Die ersten vier Bücher der "Odyssee", im Fachjargon "Telemachie" geheißen, stehen für sich; sie sind das Präludium zu den Hauptthemen des Epos, zu den Irrfahrten und der Heimkehr des Odysseus sowie zu der Ermordung der Freier, jener Männer, die Penelope, die Gattin des abwesenden Helden, umworben und sich dabei auf dessen Kosten gütlich getan hatten. Eine Götterversammlung eröffnet das erste Buch: Odysseus, der noch immer, im zehnten Jahr nach der Beendigung des Trojanischen Krieges, in der Ferne weilt, soll endlich heimkehren dürfen. Athene begibt sich nach Ithaka, zum Anwesen des Odysseus, und ermutigt Telemach, den nunmehr Zwanzigjährigen, sich der Freier zu erwehren: Er solle eine Volksversammlung einberufen und auf Reisen gehen, um Kunde über den Vater einzuziehen. Das zweite Buch schildert den Verlauf der Volksversammlung und die Vorbereitungen zur Reise; Telemach bricht zu Schiff nach Pylos auf. Er wird von seiner göttlichen Patronin Athene begleitet.
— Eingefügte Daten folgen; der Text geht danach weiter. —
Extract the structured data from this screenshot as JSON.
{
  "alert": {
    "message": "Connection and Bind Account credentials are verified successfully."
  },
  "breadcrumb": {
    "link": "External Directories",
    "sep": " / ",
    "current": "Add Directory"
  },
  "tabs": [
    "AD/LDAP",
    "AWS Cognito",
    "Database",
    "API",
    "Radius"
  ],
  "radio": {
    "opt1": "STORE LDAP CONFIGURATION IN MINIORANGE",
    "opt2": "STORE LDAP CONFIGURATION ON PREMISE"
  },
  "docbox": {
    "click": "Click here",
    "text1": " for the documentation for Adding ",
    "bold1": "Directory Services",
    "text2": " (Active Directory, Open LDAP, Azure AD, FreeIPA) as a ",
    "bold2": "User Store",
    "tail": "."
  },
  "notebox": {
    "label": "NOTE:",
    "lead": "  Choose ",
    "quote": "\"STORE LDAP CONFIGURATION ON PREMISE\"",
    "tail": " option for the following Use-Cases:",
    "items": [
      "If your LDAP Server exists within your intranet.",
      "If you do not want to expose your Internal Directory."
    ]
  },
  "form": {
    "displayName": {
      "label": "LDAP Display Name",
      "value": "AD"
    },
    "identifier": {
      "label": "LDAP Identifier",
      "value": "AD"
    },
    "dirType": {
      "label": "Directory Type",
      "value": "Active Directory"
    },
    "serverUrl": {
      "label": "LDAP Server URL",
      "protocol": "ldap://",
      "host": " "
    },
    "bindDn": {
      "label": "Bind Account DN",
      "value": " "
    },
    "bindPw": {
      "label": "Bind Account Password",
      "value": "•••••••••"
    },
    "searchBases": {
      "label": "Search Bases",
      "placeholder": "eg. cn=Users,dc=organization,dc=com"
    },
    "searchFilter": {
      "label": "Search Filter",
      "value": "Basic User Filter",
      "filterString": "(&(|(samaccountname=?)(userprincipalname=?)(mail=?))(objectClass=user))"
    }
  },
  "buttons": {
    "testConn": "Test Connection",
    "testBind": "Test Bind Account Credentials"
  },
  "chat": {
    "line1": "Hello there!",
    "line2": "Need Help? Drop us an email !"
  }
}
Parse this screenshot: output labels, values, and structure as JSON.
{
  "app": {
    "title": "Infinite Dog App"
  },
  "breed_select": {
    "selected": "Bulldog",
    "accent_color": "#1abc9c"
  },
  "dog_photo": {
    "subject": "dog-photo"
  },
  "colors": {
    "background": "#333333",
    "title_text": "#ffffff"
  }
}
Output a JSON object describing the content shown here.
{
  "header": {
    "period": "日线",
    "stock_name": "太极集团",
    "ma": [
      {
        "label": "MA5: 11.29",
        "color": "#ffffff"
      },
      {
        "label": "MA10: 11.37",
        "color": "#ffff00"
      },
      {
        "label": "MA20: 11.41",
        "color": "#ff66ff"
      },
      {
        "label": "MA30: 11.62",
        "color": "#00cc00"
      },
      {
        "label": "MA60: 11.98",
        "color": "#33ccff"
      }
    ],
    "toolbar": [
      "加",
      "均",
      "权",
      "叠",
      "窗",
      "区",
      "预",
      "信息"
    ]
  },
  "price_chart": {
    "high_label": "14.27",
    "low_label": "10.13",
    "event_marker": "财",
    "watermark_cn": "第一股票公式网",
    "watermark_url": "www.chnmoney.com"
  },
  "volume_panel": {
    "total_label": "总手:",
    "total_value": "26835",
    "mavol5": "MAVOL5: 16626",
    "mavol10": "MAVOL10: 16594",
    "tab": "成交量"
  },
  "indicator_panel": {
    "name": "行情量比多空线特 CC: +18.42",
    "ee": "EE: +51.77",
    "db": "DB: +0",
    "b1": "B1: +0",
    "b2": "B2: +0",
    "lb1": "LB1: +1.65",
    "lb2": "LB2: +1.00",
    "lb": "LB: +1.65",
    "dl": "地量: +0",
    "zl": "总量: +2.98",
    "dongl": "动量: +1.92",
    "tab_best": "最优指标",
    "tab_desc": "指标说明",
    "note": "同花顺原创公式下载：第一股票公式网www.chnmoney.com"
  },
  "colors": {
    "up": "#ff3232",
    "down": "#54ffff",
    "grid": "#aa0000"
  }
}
Drittes Buch: der Aufenthalt in Pylos, bei Nestor, dem greisen Trojakämpfer, der viel zu erzählen weiß, allerdings nichts über das Schicksal des Odysseus. Im vierten Buch endlich trifft Telemach, jetzt in Begleitung des Nestor-Sohnes Peisistratos, bei Menelaos in Sparta ein; dort erfährt er, daß sich Odysseus nach der Auskunft des Meergottes Proteus bei der Nymphe Kalypso auf der Insel Ogygia aufhalte.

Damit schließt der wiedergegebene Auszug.